Given the p.m.f of a negative binomial random variable X is given by $$P(X=x|\theta)={r+x-1 \choose x}(1-\theta)^x\theta^r, x=0,1,2... $$ with parameters $\theta\in[0,1]$ and $r>0$ consider the maximum likelihood estimator $$\hat{\theta}=\frac{r}{r+x}$$
State the form of a generalised likelihood ratio test based on $\hat{\theta}$ for the hypothesis testing problem:
$$\begin{cases} \mathcal{H}_0, & \theta=0.5 \\ \mathcal{H}_1, & \theta\ne 0.5 \end{cases}$$
What I know:
I know I need to compute the likelihood ratio but because there are no values I'm confused as to how I do this.
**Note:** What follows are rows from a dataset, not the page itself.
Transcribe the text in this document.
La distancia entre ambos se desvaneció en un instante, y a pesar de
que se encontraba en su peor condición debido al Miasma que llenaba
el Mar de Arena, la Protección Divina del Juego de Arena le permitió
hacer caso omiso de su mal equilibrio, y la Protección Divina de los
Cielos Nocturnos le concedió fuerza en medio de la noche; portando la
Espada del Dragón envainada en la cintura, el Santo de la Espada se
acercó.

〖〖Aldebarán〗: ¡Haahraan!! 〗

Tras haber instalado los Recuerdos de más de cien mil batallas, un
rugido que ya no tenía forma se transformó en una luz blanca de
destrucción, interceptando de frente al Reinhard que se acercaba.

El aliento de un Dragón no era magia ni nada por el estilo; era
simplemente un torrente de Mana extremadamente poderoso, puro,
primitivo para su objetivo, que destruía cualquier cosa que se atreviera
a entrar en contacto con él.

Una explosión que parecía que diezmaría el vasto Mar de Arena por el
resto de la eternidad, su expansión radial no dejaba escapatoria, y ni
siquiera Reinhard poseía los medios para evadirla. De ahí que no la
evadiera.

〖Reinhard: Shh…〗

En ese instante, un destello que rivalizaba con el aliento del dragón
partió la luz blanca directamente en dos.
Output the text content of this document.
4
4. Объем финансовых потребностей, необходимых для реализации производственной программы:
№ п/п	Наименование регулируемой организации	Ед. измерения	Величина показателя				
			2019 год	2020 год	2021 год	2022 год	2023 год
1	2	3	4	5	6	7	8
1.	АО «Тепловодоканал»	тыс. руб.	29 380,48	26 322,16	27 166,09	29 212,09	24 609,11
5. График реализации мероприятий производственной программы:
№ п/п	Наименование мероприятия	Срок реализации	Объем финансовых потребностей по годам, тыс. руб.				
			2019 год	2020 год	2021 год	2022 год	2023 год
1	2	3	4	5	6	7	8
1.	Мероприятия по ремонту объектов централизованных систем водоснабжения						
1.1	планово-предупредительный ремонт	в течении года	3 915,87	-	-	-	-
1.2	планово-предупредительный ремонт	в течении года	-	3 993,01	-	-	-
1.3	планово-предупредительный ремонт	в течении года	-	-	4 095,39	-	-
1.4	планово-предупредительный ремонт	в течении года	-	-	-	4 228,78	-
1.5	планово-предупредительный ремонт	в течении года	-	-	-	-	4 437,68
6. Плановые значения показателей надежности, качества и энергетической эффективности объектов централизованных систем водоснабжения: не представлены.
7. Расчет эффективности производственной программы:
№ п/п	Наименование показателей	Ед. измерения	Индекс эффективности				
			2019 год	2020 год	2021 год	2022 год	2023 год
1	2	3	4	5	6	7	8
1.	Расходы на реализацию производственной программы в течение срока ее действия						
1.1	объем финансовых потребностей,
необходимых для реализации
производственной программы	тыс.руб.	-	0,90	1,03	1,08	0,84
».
The likelihood function is $$L(\theta)= {r+x-1 \choose x}(1-\theta)^x(\theta)^r$$
Then does the ratio become : $\frac{{r+x-1 \choose x}(1-0.5)^x(0.5)^r}{{r+x-1 \choose x}(1-\theta\neq0.5)^x(\theta\neq0.5)^r}$
No, it's wrong.
The definition of generalized likelihood ratio is the following
$$\lambda(\mathbf{x})=\frac{sup_{\theta=\theta_0}L(\theta|\mathbf{x})}{sup_{\theta \in\Theta}L(\theta|\mathbf{x})}$$
Thus in the denominator of your ratio you have $\theta=\hat{\theta}_{ML}$
Substituting you get
$$\lambda(\mathbf{x})=\frac{sup_{\theta=\theta_0}L(\theta|\mathbf{x})}{sup_{\theta \in\Theta}L(\theta|\mathbf{x})}=\frac{\Big(\frac{x+r}{2}\Big)^{x+r}}{r^r x^x}$$
The exercise ends here because no other questions are asked. Going on,
$$0\leq \lambda(\mathbf{x})\leq 1$$
And you will reject $H_0$ when $ \lambda(\mathbf{x})\leq c$ for a certain $c$
In Bayesian Statistics (just FYK; it is not your case because you are dealing with Classical Statistics), under certain assumptions, the ratio you posted is not completely wrong....it becomes
$$\frac{0.5^{x+r}}{\int_0^1 \theta^{r}(1-\theta)^x d\theta}$$